Contemporary Cocktails



Basil-Peach Julep

This a very aromatic version on the classic Mint Julep.

  • ·        2 oz Bulleit Bourbon
  • ·        ½ oz fresh lemon juice
  • ·        ½ oz peach syrup (1:1)
  • ·        3 basil leaves
  •          3 peach slices, 

Prep - Muddle basil, lemon juice, and peach syrup in the bottom of a rocks glass. Add cracked ice. Add bourbon. Stir well. Garnish basil leaf and peach slice.


Gold Rush

This is a great after-dinner drink. I served many of these back in the day at my cocktail lounge.

  • ·        2 oz Elijah Craig 12-yr old Bourbon
  • ·        ½ oz Barenjager Honey Liqueur or other honey liqueur, like Jack Daniels or American Honey
  • ·        ½ oz fresh lemon juice
  • ·        ½ oz honey syrup

Prep - Build all ingredients in an ice-filled rocks glass. Stir well. Garnish lemon peel.
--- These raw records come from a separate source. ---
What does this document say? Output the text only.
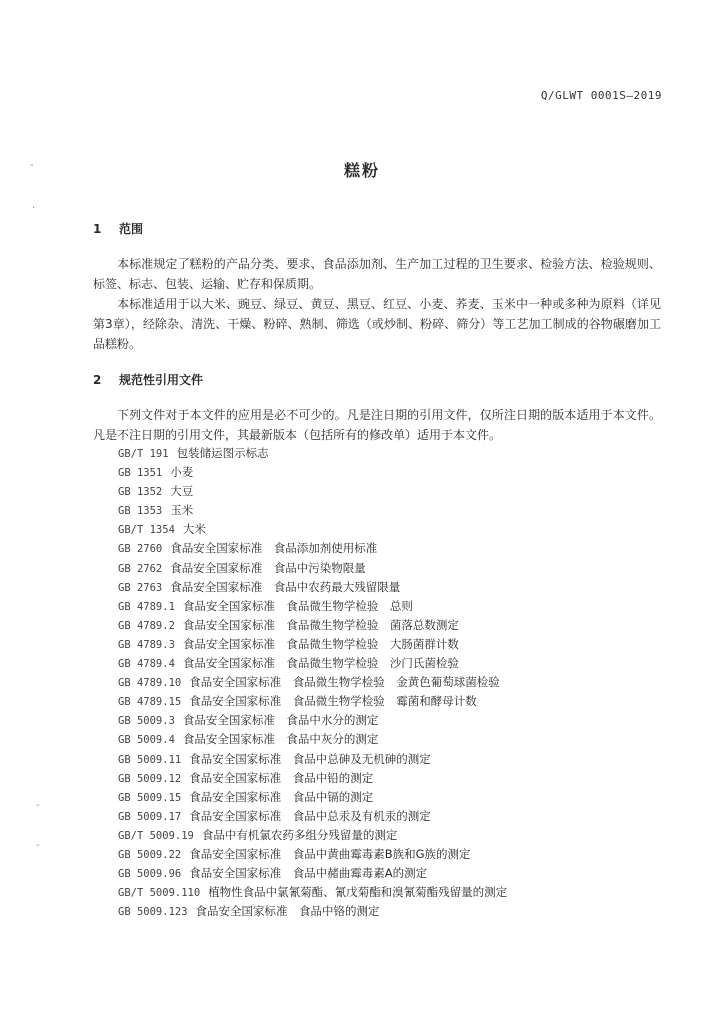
Q/GLWT 0001S—2019
糕粉
1 范围
本标准规定了糕粉的产品分类、要求、食品添加剂、生产加工过程的卫生要求、检验方法、检验规则、标签、标志、包装、运输、贮存和保质期。
本标准适用于以大米、豌豆、绿豆、黄豆、黑豆、红豆、小麦、荞麦、玉米中一种或多种为原料（详见第3章），经除杂、清洗、干燥、粉碎、熟制、筛选（或炒制、粉碎、筛分）等工艺加工制成的谷物碾磨加工品糕粉。
2 规范性引用文件
下列文件对于本文件的应用是必不可少的。凡是注日期的引用文件，仅所注日期的版本适用于本文件。凡是不注日期的引用文件，其最新版本（包括所有的修改单）适用于本文件。
GB/T 191 包装储运图示标志
GB 1351 小麦
GB 1352 大豆
GB 1353 玉米
GB/T 1354 大米
GB 2760 食品安全国家标准　食品添加剂使用标准
GB 2762 食品安全国家标准　食品中污染物限量
GB 2763 食品安全国家标准　食品中农药最大残留限量
GB 4789.1 食品安全国家标准　食品微生物学检验　总则
GB 4789.2 食品安全国家标准　食品微生物学检验　菌落总数测定
GB 4789.3 食品安全国家标准　食品微生物学检验　大肠菌群计数
GB 4789.4 食品安全国家标准　食品微生物学检验　沙门氏菌检验
GB 4789.10 食品安全国家标准　食品微生物学检验　金黄色葡萄球菌检验
GB 4789.15 食品安全国家标准　食品微生物学检验　霉菌和酵母计数
GB 5009.3 食品安全国家标准　食品中水分的测定
GB 5009.4 食品安全国家标准　食品中灰分的测定
GB 5009.11 食品安全国家标准　食品中总砷及无机砷的测定
GB 5009.12 食品安全国家标准　食品中铅的测定
GB 5009.15 食品安全国家标准　食品中镉的测定
GB 5009.17 食品安全国家标准　食品中总汞及有机汞的测定
GB/T 5009.19 食品中有机氯农药多组分残留量的测定
GB 5009.22 食品安全国家标准　食品中黄曲霉毒素B族和G族的测定
GB 5009.96 食品安全国家标准　食品中赭曲霉毒素A的测定
GB/T 5009.110 植物性食品中氯氰菊酯、氰戊菊酯和溴氰菊酯残留量的测定
GB 5009.123 食品安全国家标准　食品中铬的测定
-
.
-
-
For "Orange Rush", add a splash of orange juice.


Bourbon Blackberry Collins

This is a very popular signature cocktail served at many Raise Your Spirits events.

  • ·        2 blackberries (1 for garnish)
  • ·        1 oz Bird Dog Bourbon Whiskey
  • ·        ½ oz Cointreau Orange Liqueur
  • ·        ½ oz Chambord Black Raspberry Liqueur
  • ·        1 oz fresh lemon juice
  • ·        1 oz simple syrup (1:1)
  • ·        Soda water

Prep – Lightly mash/bruise one blackberry in the bottom of a tin or mixing glass. Add all other ingredients. Add ice. Shake and strain or fine strain (if you don’t want blackberry particles) into an ice-filled collins glass. Top with soda water. Drop in one blackberry and lemon peel.



Bourbon Blackberry Smash

This is a very popular signature cocktail served at many Raise Your Spirits events.

  • ·        3 blackberries (1 large for garnish)
  • ·        1 oz Woodford Reserve Bourbon Whiskey
  • ·        ½ oz Fresh Lime
  • ·        4 mint leaves (1 sprig for garnish)
  • ·        ¾ oz simple syrup (1:1)
  • ·        Soda water

Prep – Muddle blackberries, mint, simple syrup, lime juice in the bottom of a mixing glass. Add ice. Add Bourbon. Shake and dump contents into large rocks glass or highball glass. Top with soda water. Pick one blackberry and mint sprig for garnish.